With the pandemic comes rafts of closures of institutions we thought would continue to be with us, at least through the duration of the virus. This was supposed to be over by now, but we can’t get our shit together enough to contain COVID-19, so things are still ground to a halt.

Recently the owner of The Strand bookstore issued a plea for help from the public to save it from closing. People responded, lining up around the block to buy books at the fabled institution or ordering books online from its web site. 

The Strand is a landmark, but being a landmark is not enough. Many friends point out that other important cultural institutions, such as CBGB’s, did not survive to see the pandemic. Other places with deep histories have also not survived.

And The Strand’s ownership has not been entirely forthright. Earlier this year the owner accepted $1 million in in loans and still laid off workers while buying millions in stock, including more than $100,000 worth of Amazon shares. The Strand made a public show of its support to progressive causes while turning a blind eye to the plight of its own workers, so an important part of the store’s natural constituency is either indifferent or hostile to its future.

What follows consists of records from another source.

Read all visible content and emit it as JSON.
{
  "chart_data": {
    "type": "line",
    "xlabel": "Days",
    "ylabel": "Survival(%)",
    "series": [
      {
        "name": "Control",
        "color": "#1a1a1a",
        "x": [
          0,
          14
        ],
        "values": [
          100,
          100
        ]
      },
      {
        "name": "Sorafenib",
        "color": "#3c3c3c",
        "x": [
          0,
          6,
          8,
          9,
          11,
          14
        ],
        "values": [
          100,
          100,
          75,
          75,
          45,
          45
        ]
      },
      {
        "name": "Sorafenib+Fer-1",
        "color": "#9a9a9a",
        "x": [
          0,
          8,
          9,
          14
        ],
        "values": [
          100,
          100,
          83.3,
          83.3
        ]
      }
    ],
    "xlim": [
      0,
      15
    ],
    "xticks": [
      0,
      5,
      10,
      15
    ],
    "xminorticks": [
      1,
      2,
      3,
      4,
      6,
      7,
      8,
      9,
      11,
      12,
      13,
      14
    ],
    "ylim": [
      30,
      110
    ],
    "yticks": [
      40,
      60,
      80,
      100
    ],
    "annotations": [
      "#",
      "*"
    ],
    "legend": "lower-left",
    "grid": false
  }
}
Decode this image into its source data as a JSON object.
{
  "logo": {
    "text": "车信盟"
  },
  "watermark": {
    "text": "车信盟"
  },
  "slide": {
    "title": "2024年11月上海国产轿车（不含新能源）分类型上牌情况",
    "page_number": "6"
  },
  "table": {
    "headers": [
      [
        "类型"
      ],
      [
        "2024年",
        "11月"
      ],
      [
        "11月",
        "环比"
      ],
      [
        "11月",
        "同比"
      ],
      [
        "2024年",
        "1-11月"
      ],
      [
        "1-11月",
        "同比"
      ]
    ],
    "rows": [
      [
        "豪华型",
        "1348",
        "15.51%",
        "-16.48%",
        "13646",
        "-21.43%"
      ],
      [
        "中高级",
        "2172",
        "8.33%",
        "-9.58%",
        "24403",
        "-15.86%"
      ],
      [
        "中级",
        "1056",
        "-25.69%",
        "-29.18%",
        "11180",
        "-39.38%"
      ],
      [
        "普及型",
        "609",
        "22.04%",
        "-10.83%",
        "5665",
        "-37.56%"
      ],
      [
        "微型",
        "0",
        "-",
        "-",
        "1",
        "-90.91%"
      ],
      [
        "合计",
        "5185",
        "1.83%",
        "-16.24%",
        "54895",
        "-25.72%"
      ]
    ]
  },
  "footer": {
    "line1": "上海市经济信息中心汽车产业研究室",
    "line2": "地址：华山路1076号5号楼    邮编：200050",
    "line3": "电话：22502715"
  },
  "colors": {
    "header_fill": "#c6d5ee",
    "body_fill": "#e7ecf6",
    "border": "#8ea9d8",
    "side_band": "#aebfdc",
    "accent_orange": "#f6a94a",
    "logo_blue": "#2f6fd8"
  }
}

But an institution can be more than the sum of its owner’s conduct. I have loathed how the New York Yankees’ ownership tore down the House the Ruth Built and treats its fans like absolute garbage, yet I cannot bring myself to disavow the Bronx Bombers. We can detest the people who run our country and still be patriotic Americans. Do we owe The Strand loyalty for all that it has given us, despite the lack of principles by its current owner? I feel a loyalty to this great bookstore, though I understand those that don’t. 

I yearn to lose hours of time in a bookstore again; to get the warm ego boost of a Strand cashier complimenting my choices, to amble to the subway laden with more tomes that will add to the ever-expanding walls of books in my home. Those days cannot come soon enough. In the meantime, I will do what I can to help keep the miles of books going.